La pré-authentification en question
La vulnérabilité principale, qui est également la plus récente, est référencée CVE-2026-1561. Elle cible la fonctionnalité SAML SSO Web et ne nécessite aucune authentification pour être exploitée. Dans les déploiements affectés, les attaquants peuvent atteindre des points de terminaison SAML exposés et fournir des charges utiles spécialement conçues, pour finalement parvenir à l'exécution de code à distance (RCE). Plus précisément, l'application tente de valider un cookie en y ajoutant une valeur secrète, mais ne parvient pas à enregistrer le résultat de l'opération « String.concat() ».

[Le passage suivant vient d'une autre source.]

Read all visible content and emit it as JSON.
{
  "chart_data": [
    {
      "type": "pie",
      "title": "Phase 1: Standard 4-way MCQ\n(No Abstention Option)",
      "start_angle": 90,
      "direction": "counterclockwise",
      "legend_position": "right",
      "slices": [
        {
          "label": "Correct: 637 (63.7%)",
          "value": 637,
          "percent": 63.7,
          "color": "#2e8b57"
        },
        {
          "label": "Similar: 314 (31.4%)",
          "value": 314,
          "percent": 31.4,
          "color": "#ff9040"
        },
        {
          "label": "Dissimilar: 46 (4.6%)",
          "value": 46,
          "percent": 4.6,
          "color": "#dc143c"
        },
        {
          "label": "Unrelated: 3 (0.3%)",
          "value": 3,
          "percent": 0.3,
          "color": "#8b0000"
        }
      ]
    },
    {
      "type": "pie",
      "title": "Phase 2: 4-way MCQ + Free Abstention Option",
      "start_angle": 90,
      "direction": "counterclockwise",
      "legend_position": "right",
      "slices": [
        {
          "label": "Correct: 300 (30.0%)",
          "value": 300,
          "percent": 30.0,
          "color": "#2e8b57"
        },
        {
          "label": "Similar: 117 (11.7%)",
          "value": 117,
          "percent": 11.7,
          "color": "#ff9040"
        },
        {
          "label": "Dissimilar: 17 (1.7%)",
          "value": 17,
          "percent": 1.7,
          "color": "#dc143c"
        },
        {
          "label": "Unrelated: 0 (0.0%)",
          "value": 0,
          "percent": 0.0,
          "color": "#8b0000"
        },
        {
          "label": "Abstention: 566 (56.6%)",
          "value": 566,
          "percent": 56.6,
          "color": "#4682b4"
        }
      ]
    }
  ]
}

En Java, cette méthode est non mutante, ce qui signifie que la chaîne d'origine reste inchangée, rendant ainsi le contrôle d'intégrité inutile. En conséquence, les attaquants peuvent altérer le cookie SSO et fournir des objets Java arbitraires sans déclencher d'échec de validation. Comme le point de terminaison vulnérable traite ces données avant l'authentification, cela ouvre la voie à un vecteur d’exécution de code à distance. « Les points de terminaison SSO sont souvent exposés à Internet de par leur conception, transformant ainsi la faille en un point d'entrée distant et rendant possible l'enchaînement avec d'autres faiblesses », ont noté les chercheurs.

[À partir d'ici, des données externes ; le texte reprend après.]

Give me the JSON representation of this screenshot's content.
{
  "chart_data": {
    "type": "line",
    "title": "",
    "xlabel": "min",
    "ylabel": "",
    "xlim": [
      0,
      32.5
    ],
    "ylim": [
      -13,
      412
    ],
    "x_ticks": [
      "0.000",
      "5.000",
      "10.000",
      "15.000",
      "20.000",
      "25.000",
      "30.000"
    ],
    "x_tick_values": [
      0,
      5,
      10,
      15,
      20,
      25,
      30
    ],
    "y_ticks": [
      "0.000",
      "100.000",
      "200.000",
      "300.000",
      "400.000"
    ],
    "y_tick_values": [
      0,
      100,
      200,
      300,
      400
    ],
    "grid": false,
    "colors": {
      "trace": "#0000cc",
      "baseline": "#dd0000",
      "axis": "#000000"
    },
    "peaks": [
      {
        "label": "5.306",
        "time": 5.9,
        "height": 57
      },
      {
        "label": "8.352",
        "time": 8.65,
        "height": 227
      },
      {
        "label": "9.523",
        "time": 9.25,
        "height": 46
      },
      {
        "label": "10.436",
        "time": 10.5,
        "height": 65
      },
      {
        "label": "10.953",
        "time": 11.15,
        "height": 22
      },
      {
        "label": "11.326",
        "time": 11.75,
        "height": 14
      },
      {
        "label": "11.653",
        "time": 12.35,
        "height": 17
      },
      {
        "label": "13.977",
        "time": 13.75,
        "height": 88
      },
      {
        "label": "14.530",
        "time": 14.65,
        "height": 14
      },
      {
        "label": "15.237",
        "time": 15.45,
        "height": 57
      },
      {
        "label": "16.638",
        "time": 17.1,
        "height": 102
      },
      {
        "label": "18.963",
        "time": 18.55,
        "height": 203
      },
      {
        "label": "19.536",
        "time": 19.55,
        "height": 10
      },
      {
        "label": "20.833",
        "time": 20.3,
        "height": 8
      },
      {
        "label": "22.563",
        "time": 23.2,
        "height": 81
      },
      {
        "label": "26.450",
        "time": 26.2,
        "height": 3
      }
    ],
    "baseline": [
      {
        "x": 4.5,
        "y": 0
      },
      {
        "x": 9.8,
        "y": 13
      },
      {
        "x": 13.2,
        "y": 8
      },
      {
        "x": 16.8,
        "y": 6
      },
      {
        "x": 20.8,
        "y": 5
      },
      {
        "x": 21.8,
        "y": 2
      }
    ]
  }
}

Escalade supplémentaire avec les failles d'AdminCenter
Au-delà de l'accès initial, la recherche a mis en évidence des problèmes critiques au sein des contrôles d’administration de WebSphere Liberty. Le composant AdminCenter, conçu pour appliquer un accès basé sur les rôles, contient de multiples failles que des utilisateurs, avec des privilèges limités, pourraient exploiter pour accéder à des fichiers sensibles et à des secrets. Une vulnérabilité, portant la référence CVE-2025-14915, permet aux utilisateurs de niveau « lecteur » de récupérer des fichiers serveur critiques, dont des clés d'authentification, qui peuvent ensuite être utilisés pour falsifier des jetons et usurper l'identité d'utilisateurs disposant de privilèges supérieurs. Un autre problème (CVE-2025-14917) réside dans les mots de passe codés en dur protégeant les clés d'authentification tierce légère LTPA (Lightweight Third Party Authentication) de signature de tokens, ainsi que dans les utilitaires de chiffrement fournis avec des clés statiques (CVE-2025-14923) dans tous les modes. Le reste de la chaîne comprend une faille d'extraction d'archives (CVE-2025-14914) pouvant être exploitée pour écrire des fichiers en dehors des répertoires prévus, ainsi qu'une gestion non sécurisée (CVE non attribué) des données de configuration, où des informations sensibles, telles que les identifiants contenus dans le fichier « server.xml », peuvent être récupérées ou réutilisées une fois l'accès obtenu.
Les chercheurs ont détaillé l'ensemble de la chaîne, soulignant qu'un utilisateur « lecteur » disposant de privilèges limités peut extraire ou récupérer des identifiants de niveau administrateur à partir de données de configuration exposées, ou bien en forger un à l'aide de clés LTPA déchiffrées. À partir de là, la faille d'extraction d'archives rend possible l'écriture arbitraire de fichiers via une attaque de type Zip Slip, conduisant finalement à l'exécution de code à distance. IBM n'a pas immédiatement répondu à notre demande de commentaires concernant la chaîne d'attaque divulguée. Outre l'application des correctifs nécessaires, Oligo a exhorté les entreprises à renouveler tous les secrets générés à l'aide de « SecurityUtility », car les modes XOR et AES par défaut les rendent effectivement réversibles, et à passer à des clés de chiffrement personnalisées à l'avenir. L’entreprise de sécurité a également recommandé de mettre en place des audits et de limiter les attributions de rôles de « lecteur », étant donné que ces utilisateurs peuvent potentiellement obtenir un accès administrateur complet.